Missing journo witness held
2004-05-26 20:06
Abidjan - A key witness in the disappearance last month from the Ivory Coast city Abidjan, of independent journalist Guy-Andre Kieffer has been taken into police custody, the presidency said on Wednesday.
Michel Legre, whose sister-in-law Simone is the wife of President Laurent Gbagbo, has been in police custody since Tuesday, Gbagbo's office said.
Questioning of Legre, with whom Kieffer was alleged to be meeting on the day of his disappearance, was to begin on Wednesday.
Legre has already spent 10 hours testifying in front of French Judge Patrick Ramael during a recent trip by the jurist to Ivory Coast.
French judicial sources have confirmed that during his testimony, Legre implicated several key players in Ivory Coast's financial and political circles in Kieffer's abduction.

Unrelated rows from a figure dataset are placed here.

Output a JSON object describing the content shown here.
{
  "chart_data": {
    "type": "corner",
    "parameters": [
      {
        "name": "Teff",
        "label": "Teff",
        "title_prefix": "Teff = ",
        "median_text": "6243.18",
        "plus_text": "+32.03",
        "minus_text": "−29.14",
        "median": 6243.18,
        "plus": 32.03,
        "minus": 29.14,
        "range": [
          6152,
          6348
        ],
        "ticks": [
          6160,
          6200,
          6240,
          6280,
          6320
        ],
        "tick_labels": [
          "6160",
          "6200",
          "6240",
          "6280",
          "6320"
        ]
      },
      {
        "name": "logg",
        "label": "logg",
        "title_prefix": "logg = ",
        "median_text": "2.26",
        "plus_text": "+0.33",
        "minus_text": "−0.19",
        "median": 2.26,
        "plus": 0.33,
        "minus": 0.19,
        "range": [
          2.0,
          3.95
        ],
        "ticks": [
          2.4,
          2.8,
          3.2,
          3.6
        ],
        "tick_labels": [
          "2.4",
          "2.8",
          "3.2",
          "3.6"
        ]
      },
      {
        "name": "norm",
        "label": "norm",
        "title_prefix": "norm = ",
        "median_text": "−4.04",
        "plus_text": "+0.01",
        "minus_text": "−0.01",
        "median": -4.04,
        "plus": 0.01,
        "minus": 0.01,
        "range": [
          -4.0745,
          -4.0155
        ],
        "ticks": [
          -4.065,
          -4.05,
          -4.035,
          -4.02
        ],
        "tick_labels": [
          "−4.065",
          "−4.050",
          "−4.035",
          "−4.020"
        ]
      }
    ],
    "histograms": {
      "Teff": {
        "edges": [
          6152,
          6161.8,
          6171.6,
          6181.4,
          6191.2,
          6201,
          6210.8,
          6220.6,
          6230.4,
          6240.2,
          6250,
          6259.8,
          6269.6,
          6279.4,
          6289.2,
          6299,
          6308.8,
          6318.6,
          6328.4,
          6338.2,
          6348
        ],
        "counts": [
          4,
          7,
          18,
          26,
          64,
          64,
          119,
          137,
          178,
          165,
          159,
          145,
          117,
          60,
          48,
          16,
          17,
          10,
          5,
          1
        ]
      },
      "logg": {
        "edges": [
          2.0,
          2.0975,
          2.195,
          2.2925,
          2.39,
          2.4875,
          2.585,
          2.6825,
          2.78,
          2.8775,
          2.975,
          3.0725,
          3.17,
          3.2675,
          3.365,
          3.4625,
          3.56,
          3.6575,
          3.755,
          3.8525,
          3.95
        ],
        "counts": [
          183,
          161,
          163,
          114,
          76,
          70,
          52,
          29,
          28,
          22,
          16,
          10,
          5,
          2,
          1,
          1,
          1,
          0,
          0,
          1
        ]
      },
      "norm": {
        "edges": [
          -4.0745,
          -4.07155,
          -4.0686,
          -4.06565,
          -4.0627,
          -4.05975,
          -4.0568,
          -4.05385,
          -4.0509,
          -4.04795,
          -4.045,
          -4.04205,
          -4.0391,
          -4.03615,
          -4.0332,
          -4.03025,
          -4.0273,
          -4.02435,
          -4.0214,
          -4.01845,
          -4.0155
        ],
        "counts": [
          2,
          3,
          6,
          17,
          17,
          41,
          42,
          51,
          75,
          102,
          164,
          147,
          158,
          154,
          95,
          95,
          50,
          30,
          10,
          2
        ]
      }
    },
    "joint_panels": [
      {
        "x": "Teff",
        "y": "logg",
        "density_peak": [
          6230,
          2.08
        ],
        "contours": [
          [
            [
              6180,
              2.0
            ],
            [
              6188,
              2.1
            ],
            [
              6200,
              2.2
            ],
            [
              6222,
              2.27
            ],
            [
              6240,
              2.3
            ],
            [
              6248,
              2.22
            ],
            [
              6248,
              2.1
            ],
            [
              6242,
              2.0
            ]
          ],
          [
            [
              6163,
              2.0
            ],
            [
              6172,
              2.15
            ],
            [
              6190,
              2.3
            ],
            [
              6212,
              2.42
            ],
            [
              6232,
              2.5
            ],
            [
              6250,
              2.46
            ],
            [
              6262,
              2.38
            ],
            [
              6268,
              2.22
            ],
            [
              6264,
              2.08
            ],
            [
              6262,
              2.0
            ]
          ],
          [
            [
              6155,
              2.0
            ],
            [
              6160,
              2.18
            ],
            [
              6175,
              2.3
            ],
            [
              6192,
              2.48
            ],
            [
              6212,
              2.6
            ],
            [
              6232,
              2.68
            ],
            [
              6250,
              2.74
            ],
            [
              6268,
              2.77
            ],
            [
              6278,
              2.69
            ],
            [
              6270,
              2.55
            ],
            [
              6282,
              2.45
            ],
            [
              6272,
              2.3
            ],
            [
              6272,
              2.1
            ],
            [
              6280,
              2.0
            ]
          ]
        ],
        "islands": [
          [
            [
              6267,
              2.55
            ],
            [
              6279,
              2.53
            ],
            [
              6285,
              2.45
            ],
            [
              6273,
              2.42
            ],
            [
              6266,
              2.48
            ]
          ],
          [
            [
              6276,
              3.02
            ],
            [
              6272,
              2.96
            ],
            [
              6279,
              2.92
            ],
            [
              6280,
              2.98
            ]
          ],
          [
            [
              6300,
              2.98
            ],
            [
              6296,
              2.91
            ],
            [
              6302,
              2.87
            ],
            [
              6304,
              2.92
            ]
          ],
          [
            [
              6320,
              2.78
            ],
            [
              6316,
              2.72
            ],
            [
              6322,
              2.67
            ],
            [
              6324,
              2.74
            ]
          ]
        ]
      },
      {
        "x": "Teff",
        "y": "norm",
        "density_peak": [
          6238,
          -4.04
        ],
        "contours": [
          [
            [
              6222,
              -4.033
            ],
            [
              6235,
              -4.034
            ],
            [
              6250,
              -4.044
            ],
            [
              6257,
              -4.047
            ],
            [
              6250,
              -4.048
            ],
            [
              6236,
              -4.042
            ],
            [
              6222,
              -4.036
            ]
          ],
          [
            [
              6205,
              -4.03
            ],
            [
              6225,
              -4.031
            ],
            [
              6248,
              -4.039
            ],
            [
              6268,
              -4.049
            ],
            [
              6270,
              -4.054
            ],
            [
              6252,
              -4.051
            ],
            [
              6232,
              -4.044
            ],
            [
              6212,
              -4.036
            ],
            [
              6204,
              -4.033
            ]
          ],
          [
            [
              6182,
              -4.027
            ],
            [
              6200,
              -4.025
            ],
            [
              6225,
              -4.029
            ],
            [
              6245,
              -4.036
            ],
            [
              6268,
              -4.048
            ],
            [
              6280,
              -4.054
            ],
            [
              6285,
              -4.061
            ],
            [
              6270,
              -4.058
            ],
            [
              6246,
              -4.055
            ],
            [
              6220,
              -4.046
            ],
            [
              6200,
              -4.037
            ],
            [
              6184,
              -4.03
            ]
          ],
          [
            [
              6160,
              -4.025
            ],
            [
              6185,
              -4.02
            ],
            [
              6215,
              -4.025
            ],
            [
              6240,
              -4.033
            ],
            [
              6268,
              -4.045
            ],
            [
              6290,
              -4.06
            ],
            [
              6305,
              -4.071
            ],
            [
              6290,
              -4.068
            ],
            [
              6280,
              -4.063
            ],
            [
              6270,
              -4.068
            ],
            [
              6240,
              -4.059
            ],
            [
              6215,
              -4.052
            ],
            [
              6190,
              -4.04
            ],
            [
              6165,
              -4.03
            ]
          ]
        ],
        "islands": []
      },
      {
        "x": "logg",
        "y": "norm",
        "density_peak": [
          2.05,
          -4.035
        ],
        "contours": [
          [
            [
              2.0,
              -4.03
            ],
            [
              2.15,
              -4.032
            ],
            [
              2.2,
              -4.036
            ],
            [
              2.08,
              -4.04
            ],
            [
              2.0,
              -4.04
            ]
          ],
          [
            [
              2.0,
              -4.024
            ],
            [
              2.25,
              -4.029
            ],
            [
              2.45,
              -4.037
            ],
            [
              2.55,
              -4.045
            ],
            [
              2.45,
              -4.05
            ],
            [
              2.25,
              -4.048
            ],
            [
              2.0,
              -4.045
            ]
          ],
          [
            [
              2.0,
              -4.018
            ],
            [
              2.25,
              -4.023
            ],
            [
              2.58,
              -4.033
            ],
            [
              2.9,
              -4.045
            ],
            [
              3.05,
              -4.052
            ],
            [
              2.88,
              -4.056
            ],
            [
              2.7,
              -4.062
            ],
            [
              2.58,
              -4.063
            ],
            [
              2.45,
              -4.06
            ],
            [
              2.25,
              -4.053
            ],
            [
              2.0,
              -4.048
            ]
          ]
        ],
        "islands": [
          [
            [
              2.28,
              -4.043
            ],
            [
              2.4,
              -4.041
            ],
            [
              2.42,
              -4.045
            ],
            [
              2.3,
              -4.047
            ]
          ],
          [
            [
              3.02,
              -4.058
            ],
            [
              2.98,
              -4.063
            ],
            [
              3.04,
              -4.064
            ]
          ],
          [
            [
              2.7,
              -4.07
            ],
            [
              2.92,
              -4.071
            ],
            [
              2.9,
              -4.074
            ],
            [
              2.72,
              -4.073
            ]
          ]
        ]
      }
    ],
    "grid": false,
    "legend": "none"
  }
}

The 54-year-old journalist, a dual French and Canadian national and long-time Abidjan resident, was reportedly bundled into a car by uniformed men on April 16 and driven away from a busy shopping centre parking lot.
His cellphone has since been switched off and his car discovered abandoned in the parking lot at Abidjan airport several weeks later.
The journalist's wife, Osange, said from Paris that Legre named Lia Sery, a military police officer who was "directly involved" in her husband's disappearance before he was spirited away to Liberia, presidential security chief Patrice Bailly and Pastor Moise Kore, the Gbagbos' "spiritual advisor".
Also fingered in Legre's testimony as the money behind Kieffer's abduction, according to Osange Kieffer, were Seka Yapo Anselme, one of Simone Gbagbo's former bodyguards, and former defence minister Bertin Kadet, who now serves as a presidential adviser.
The same roster of culprits was published across the spectrum of Ivory Coast's fiercely partisan media on Tuesday.